La Tunisie se classe d’ailleurs 154è sur 175 dans le dernier classement mondial de l’organisation. « Nous n’avons aucun contact avec le nouveau syndicat. Je ne pense pas non plus que les personnes qui dirigent actuellement le syndicat voudront collaborer avec nous », estime Jean-François Julliard. Du côté du syndicat marocain, on reconnaît le nouveau bureau du syndicat tunisien et on le soutient. Le secrétaire général du SNPM préfère fermer l’œil sur ce qui se passe : « Le nouveau bureau a été élu démocratiquement. Des centaines de journalistes étaient présents. La légitimité ne peut pas venir de l’extérieur », justifie-t-il. Et tout est bien parti pour que la FIJ le reconnaisse également. « C’est en cours de discussion. La prochaine réunion du bureau exécutif de notre fédération va trancher sur la question », indique Jim Boumelha, président de la FIJ, avant d’ajouter : « Nous sommes pour l’unité des journalistes tunisiens. Nous gardons notre neutralité et nous soutenons l’initiative de l’Union des journalistes arabes. » Les journalistes arabes se disent prêts à organiser un congrès unitaire dans les plus brefs délais afin de trouver un accord entre les deux parties. « J’ai proposé que le Maroc abrite cette rencontre », se félicite Moujahid.
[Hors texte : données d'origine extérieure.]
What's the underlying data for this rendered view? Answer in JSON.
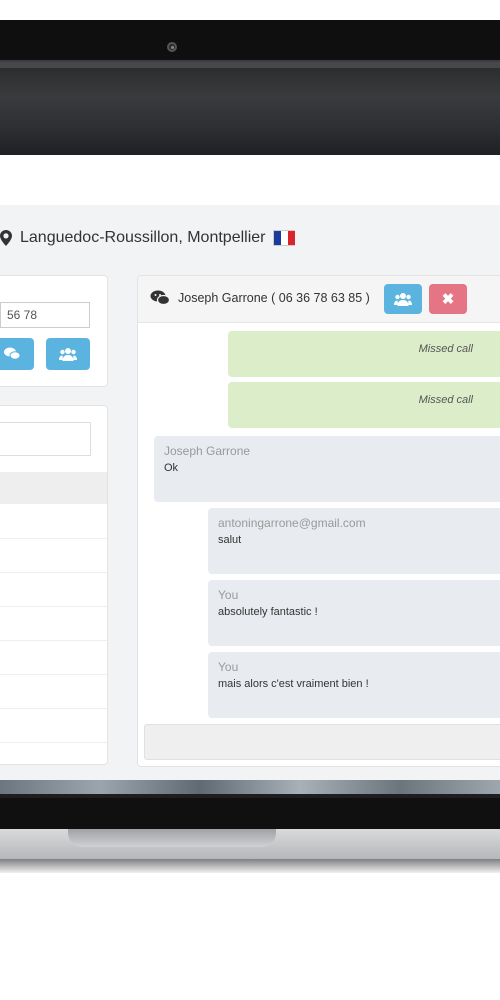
{
  "header": {
    "location_text": "Languedoc-Roussillon, Montpellier",
    "flag_colors": [
      "#1a3a9c",
      "#ffffff",
      "#d9242b"
    ]
  },
  "left_panel": {
    "phone_value": "56 78"
  },
  "chat": {
    "title": "Joseph Garrone ( 06 36 78 63 85 )",
    "messages": [
      {
        "type": "out",
        "text": "Missed call"
      },
      {
        "type": "out",
        "text": "Missed call"
      },
      {
        "type": "in",
        "sender": "Joseph Garrone",
        "text": "Ok"
      },
      {
        "type": "in",
        "sender": "antoningarrone@gmail.com",
        "text": "salut"
      },
      {
        "type": "in",
        "sender": "You",
        "text": "absolutely fantastic !"
      },
      {
        "type": "in",
        "sender": "You",
        "text": "mais alors c'est vraiment bien !"
      }
    ]
  },
  "colors": {
    "accent_blue": "#5bb4e0",
    "accent_red": "#e57485",
    "outgoing_bubble": "#dceec9",
    "incoming_bubble": "#e8ecf1"
  }
}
Régime tunisien-presse marocaine

Au beau fixe

Entre la dictature tunisienne et certains journalistes marocains, les relations sont assez cordiales. Dernier exemple : Kamal Lahlou, président-directeur général du groupe Les Editions de la Gazette et président de la Fédération marocaine des médias, a dernièrement reçu une médaille d’honneur, assortie d’un message de Zine el-Abidine Ben Ali. Le président tunisien y exprime « sa considération » pour le journaliste marocain et le remercie « d’avoir pris une part active dans la campagne présidentielle et législative » qui s’est déroulée en Tunisie en octobre 2009. Selon le magazine Challenge qui a publié l’information, Ben Ali a en outre « mis en relief l’action et les efforts de Kamal Lahlou pour baliser l’expérience tunisienne, ses acquis et ses réalisations. » C’est ainsi que le patron de presse marocain s’est vu décorer par Tarek Ltaef, chargé d’affaires par intérim de l’ambassade tunisienne, de la médaille d’honneur commémorant le 22è anniversaire du 7 novembre 1987… date de la prise du pouvoir de Ben Ali à la place de l’ancien président Habib Bourguiba.